A wise and unusually successful corporate CEO mentor told me that “the CEO does what no one else can do.”
That was it. He gave no directive about what the CEO can or should do, just that the CEO does what no one else can do.
I’ve pondered this maxim over the course of my tenure as a CEO. My conclusion is that if someone else can do it, get them to do it. Hire the best people, passionate about the mission, to accomplish the goals detailed in the strategy. As CEO, my job is to get the mission accomplished. This means not doing the things others can do. I must however be capable to do anything required by the mission.
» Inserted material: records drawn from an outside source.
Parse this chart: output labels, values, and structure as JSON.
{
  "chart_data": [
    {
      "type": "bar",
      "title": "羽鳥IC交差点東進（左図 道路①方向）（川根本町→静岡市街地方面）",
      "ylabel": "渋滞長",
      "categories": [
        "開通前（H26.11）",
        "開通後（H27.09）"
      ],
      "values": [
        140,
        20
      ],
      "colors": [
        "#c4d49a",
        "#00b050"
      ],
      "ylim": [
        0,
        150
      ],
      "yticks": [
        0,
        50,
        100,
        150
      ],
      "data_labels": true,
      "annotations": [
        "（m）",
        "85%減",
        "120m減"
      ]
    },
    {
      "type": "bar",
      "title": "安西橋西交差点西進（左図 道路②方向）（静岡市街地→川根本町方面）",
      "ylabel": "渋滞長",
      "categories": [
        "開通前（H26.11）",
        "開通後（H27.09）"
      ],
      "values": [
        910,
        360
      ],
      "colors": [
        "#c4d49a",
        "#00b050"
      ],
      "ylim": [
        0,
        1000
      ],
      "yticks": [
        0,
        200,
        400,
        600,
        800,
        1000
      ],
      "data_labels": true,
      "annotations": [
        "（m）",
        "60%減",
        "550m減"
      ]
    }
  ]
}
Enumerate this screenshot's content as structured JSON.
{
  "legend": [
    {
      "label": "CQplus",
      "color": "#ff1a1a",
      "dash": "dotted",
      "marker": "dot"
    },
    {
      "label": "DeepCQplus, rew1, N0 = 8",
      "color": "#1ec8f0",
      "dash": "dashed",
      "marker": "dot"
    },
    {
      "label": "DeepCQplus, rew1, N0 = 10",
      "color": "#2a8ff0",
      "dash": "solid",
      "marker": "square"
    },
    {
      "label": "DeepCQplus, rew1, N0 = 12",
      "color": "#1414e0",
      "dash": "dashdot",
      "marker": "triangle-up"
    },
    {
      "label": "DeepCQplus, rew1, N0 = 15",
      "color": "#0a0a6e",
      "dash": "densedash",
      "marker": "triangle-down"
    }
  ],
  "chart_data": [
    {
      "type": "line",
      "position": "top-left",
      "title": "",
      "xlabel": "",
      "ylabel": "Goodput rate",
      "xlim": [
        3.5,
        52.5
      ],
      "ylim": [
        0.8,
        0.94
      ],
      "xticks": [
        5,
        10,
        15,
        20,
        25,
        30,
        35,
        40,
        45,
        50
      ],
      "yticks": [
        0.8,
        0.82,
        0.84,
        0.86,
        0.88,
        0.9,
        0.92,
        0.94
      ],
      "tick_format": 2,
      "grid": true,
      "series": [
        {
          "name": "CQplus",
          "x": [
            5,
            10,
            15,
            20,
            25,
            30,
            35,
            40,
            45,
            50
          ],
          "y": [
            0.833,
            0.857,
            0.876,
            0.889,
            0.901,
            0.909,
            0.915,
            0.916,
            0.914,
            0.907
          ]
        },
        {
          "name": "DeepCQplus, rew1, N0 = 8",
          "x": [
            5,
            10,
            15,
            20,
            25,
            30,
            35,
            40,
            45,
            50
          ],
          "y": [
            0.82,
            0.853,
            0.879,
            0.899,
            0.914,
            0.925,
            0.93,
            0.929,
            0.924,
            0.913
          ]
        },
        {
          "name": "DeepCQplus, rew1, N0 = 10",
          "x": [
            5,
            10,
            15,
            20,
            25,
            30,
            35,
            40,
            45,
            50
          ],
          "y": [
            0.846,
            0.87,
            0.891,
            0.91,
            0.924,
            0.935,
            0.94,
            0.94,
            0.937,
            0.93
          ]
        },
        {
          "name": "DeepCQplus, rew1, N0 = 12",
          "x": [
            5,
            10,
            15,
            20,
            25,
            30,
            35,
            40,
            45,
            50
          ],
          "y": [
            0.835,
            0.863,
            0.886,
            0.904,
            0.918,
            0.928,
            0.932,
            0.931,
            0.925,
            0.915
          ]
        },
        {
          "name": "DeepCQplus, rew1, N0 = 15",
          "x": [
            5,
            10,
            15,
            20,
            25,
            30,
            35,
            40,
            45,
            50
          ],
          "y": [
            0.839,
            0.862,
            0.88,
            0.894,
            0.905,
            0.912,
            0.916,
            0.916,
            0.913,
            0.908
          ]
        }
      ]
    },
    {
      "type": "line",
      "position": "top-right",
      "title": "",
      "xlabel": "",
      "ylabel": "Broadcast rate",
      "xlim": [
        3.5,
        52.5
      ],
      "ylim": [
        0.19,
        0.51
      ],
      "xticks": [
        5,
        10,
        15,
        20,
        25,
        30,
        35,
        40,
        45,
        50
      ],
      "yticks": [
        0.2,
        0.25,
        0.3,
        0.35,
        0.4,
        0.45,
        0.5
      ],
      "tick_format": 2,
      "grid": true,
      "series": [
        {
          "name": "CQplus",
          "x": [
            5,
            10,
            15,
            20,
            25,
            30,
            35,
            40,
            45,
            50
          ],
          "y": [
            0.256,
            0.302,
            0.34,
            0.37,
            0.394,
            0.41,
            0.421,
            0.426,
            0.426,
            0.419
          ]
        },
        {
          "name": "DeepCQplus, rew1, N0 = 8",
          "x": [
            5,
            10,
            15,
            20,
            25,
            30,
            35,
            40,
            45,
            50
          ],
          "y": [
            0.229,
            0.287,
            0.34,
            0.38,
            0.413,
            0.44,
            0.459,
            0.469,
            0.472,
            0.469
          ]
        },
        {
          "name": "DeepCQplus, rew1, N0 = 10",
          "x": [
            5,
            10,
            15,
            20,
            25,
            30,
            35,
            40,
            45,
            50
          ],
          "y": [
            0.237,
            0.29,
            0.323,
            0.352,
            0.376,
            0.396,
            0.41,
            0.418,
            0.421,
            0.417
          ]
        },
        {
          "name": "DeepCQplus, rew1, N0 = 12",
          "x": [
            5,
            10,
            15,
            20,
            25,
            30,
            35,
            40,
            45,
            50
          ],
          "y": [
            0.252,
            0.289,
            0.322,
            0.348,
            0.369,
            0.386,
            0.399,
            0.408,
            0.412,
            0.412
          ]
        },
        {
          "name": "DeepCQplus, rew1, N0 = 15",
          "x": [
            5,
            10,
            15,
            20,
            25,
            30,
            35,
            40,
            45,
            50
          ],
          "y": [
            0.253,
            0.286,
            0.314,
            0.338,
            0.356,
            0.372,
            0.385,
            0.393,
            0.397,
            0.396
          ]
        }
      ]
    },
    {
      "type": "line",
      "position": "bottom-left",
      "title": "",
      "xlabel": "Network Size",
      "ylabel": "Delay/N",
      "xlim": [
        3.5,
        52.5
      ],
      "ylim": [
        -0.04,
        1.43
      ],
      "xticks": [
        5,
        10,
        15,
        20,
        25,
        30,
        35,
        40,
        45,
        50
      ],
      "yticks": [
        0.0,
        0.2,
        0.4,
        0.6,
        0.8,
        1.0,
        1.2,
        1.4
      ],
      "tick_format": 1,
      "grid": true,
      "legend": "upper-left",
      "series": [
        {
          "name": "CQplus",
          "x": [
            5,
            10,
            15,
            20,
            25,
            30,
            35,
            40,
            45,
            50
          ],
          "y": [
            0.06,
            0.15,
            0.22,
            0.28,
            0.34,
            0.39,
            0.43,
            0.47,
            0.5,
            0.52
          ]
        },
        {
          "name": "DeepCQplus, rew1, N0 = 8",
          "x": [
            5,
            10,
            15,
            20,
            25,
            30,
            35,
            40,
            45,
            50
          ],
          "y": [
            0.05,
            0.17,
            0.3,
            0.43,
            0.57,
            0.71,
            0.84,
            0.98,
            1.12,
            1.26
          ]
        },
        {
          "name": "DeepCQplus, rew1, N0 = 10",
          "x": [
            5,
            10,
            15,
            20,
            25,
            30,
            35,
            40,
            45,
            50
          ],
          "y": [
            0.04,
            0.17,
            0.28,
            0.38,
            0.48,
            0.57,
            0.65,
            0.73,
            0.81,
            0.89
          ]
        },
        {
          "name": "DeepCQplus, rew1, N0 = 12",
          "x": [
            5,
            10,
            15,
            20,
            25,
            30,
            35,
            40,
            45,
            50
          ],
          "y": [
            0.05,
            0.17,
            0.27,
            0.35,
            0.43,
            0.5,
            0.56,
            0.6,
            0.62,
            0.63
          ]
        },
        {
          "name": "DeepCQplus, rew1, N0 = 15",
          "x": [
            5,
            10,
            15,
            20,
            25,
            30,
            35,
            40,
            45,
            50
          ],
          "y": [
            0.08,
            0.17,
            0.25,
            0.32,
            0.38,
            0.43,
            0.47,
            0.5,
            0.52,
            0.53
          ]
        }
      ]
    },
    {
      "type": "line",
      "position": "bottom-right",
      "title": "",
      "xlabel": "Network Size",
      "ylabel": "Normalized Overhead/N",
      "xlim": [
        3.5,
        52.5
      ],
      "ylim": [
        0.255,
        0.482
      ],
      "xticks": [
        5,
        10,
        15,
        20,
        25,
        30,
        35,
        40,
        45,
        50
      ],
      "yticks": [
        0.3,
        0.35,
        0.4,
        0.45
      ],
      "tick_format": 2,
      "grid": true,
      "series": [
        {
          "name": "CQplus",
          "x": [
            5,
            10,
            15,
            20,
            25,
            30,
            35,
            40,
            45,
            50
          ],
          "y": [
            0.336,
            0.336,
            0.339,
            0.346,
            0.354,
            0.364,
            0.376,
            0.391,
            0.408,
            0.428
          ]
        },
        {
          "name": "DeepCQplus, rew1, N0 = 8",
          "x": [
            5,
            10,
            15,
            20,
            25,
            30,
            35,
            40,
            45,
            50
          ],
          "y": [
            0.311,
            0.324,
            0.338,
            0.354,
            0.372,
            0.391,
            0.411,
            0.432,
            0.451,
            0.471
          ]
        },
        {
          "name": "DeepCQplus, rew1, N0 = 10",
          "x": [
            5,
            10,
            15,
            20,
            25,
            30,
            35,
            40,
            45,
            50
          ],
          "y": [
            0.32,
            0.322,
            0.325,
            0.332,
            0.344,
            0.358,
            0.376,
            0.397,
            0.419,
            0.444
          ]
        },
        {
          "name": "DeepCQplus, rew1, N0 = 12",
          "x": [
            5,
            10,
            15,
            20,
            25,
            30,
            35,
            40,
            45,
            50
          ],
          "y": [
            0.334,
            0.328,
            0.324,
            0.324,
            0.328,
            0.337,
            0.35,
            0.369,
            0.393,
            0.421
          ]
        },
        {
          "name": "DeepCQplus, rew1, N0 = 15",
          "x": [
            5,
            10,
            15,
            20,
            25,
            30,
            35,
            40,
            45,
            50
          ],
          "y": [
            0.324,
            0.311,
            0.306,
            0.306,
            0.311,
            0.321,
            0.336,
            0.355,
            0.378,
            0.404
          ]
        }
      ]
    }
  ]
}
Recently, the process of letting go of a must “do” professional lens has led to a must “be” approach. I’m learning that my job is to embody the mission, making its achievement a central aspect of my very character. “A community free of hunger and homelessness” is not what I’m doing, it is who I am being. I must be the CEO who empowers others to not simply do what I cannot do, but be who we must be.
For the members of our team reading this, I want us to be the vision we seek, namely, a community free of hunger and homelessness. Every day, your commitment to the work at hand comes through in the attitude, presence, and ownership of our shared mission. Keep inspiring me!
As Results Based Accountability guru, Mark Friedman, implores of his readers of the internationally acclaimed 10th edition organizational behavior treatise, Trying Hard is not Good Enough: it is not enough to simply know what you do or how much of and how well you do it…you must know the difference you make.
This vocational cum existential quandary is where I’d like to update my mentor’s guidance – the CEO must not simply do what no one else can do, the CEO must be who no one else can be. And that is the hardest part of being CEO.